As the wet snow pelts your windows, there’s nothing like curling up in front of the wood stove, slurping a mug of hot cocoa, and relaxing to the sound of a crackling fire while you gently blacken your walls and lungs with creosote.


All Mainers, at one time or another, will toy with the idea of switching to wood heat. We’ve got all these trees around, and they don’t seem to be doing much for us.


Meanwhile, a week’s worth of heating oil costs more than a Nintendo Wii video game console, which means many Maine families will face some tough choices this winter.


For my family, the choice was an easy one. Our oil furnace is old enough to donate to the Maine State Museum. We spend a lot of time worrying about losing power in a bad winter storm or in a cataclysmic, civilization-ending catastrophe that will result (sooner than you'd think) from the Bush Administration's Spongebob Squarepants-inspired energy policy.


So we're putting in a wood stove. Here's what you need to know if you decide to do the same.


First, check with your fire department for information on how to meet codes. If you neglect to do this, and your house burns down, your local insurance agent will be happy to help you put your life back together by snorting in a condescending manner.


The stove must be located a certain minimum distance from any flammable surfaces, which will force you to install it in the exact center of the largest room of your house (or, if you have a small house, in the driveway).


Your chimney must be a certain height, too. Construct your chimney so that it is at least 45 feet taller than the highest point on your roof. Your chimney should require a giant red blinking light after dark.


As for the stove itself, make sure you find out if it has a catalytic converter, a porcelain-type, honeycomb-shaped device that traps smoke and burns extra pollutants and evil spirits out of it. This creates more heat for your home, but reduces the entertainment value of your stove by making it unlikely that you'll experience a raging chimney fire.


Still, the catalytic converter seems like a good deal, until you find out that many of the things you would commonly burn in your stove can damage the device, including cardboard, wet wood, lighter fluid, gasoline, painful love letters or photos, DNA samples, Uncle Clem's long-lost lucky briefs, and marshmallows.

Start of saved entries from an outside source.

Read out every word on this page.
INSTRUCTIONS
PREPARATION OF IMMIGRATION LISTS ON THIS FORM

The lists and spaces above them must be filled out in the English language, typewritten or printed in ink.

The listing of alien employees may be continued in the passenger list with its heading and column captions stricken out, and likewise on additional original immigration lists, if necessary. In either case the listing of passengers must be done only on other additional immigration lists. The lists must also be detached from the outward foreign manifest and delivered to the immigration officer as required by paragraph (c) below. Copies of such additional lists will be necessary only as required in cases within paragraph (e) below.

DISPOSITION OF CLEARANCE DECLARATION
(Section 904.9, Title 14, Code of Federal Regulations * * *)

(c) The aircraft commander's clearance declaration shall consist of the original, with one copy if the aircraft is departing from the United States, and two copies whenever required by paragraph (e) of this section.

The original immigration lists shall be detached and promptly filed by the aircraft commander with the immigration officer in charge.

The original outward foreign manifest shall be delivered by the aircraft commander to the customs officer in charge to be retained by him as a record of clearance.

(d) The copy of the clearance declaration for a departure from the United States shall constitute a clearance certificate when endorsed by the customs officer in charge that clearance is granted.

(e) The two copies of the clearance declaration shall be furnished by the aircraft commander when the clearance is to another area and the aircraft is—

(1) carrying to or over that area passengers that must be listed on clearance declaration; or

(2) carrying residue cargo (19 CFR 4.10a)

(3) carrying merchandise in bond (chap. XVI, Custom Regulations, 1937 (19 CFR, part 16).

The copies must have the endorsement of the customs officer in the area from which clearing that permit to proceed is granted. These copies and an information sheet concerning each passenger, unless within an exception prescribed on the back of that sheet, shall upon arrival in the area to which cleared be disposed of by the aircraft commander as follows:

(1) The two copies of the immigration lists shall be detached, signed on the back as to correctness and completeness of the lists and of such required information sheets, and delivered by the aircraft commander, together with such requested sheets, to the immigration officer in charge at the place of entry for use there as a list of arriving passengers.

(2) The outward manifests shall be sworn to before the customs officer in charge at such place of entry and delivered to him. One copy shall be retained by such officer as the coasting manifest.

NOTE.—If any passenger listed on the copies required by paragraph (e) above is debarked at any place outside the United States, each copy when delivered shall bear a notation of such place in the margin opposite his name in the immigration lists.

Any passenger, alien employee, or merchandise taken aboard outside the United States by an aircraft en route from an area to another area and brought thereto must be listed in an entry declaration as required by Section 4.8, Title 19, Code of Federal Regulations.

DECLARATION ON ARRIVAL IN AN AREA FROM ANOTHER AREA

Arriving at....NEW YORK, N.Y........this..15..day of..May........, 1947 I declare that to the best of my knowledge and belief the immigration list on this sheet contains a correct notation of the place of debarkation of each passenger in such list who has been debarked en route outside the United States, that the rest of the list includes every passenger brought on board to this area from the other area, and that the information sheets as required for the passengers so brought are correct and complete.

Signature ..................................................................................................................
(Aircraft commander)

If you plan on burning anything besides pristine ash or cherry logs that have seasoned for 12 years, consider a non-catalytic stove or an open camp fire, preferably stationed on ceramic tile, near a window.


Other factors in deciding what stove to get might include whether it's made of solid cast iron or welded steel, whether it has grates and an ash pan for easy cleaning, what size log it can take, and (most importantly, if your wife is like mine) what it looks like. All other considerations evaporate in the presence of a “cute matte finish.”


It seems like my wife could have crafted energy policy for the Bush Administration.